Australian property a housing market in waiting

The rental market is a huge sector in Australia and a shortage of new homes is set to strengthen landlord returns. The ANZ Bank’s latest property report states “shortage of dwellings and the flight of investors from the residential sector are causing a decline in rental vacancies and placing upward pressure on rents”. Research at ipac securities indicates that over the very long term property price increases are estimated to be at an average rate of 1 per cent to 3 per cent above inflation. However over shorter periods, the returns can be lower or even negative.
Australian property investors benefited from a once buoyant Australian real estate market. A ten year period to 31 December 2005, saw residential property nationwide return on average a 9.5 per cent annually. The real boom years for property in Australia were between 1999 and late 2003 to mid 2004.

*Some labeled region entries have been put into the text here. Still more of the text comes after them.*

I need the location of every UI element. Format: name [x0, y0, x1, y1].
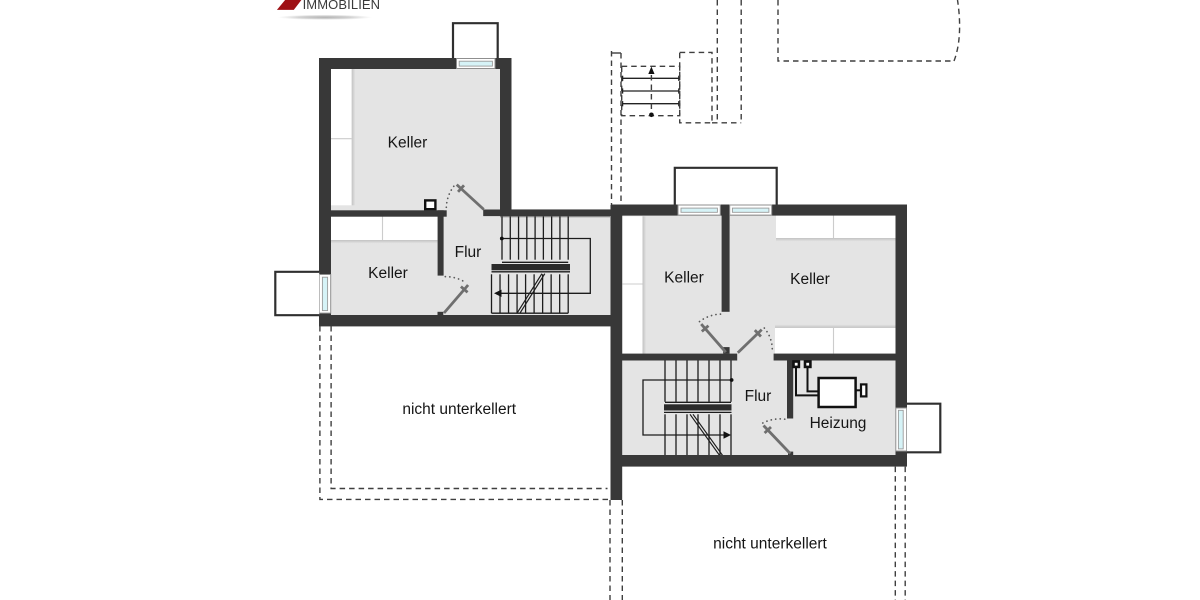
svg-text:Keller: Keller: [368, 265, 408, 282]
svg-text:IMMOBILIEN: IMMOBILIEN: [303, 0, 381, 12]
svg-text:nicht unterkellert: nicht unterkellert: [713, 535, 827, 552]
svg-text:Keller: Keller: [790, 271, 830, 288]
svg-text:nicht unterkellert: nicht unterkellert: [402, 401, 516, 418]
svg-text:Keller: Keller: [664, 269, 704, 286]
svg-text:Flur: Flur: [745, 388, 772, 405]
svg-text:Heizung: Heizung: [810, 415, 867, 432]
svg-text:Flur: Flur: [455, 244, 482, 261]
svg-text:Keller: Keller: [388, 134, 428, 151]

The Australian housing market today does not appear to be attracting Australian property investors. Research conducted by real estate money management firm Jones Lang LaSalle found that Australian investors spent $US5.3 billion ($A7.06 billion) into overseas real estate in the first half of this year, up from only $US1.2 billion ($A1.6 billion) in the first half of 2005.
Jones Lang LaSalle head of forecasting services John Sears said an increase in the amount of superannuation allocated to listed property trusts (LPT) was largely driving the flight overseas, with LPTs seeking to diversify their portfolios and capitalise on high overseas yields.
Australian property experts estimate that housing starts were on the decline. The Housing Industry Association revised its national forecast from an expected 3 per cent rise for 2006-07, to a 1 per cent drop in a survey released this month. HIA chief economist Harley Dale said that while the majority of housing analysts had expected a recovery this financial year, it would now take longer, with relief for homeowners and investors not arriving until 2007-08.
Citigroup has issued a warning for Investa Property Group, saying that while its office and wholesale fund operations are high quality with growth potential, its residential development arm will feel some pressure.
“Investa has a current weakness in its residential development division, which has led the analysts to drop their earnings per security forecasts for 2007-08 by 4 per cent and the 2008-09 EPS [earnings per share] forecast by 3.9 per cent,” the broker wrote in a note to clients.
The high demand for Australian rental property combined with lower Australian house prices seem to be good conditions for the overseas property investors.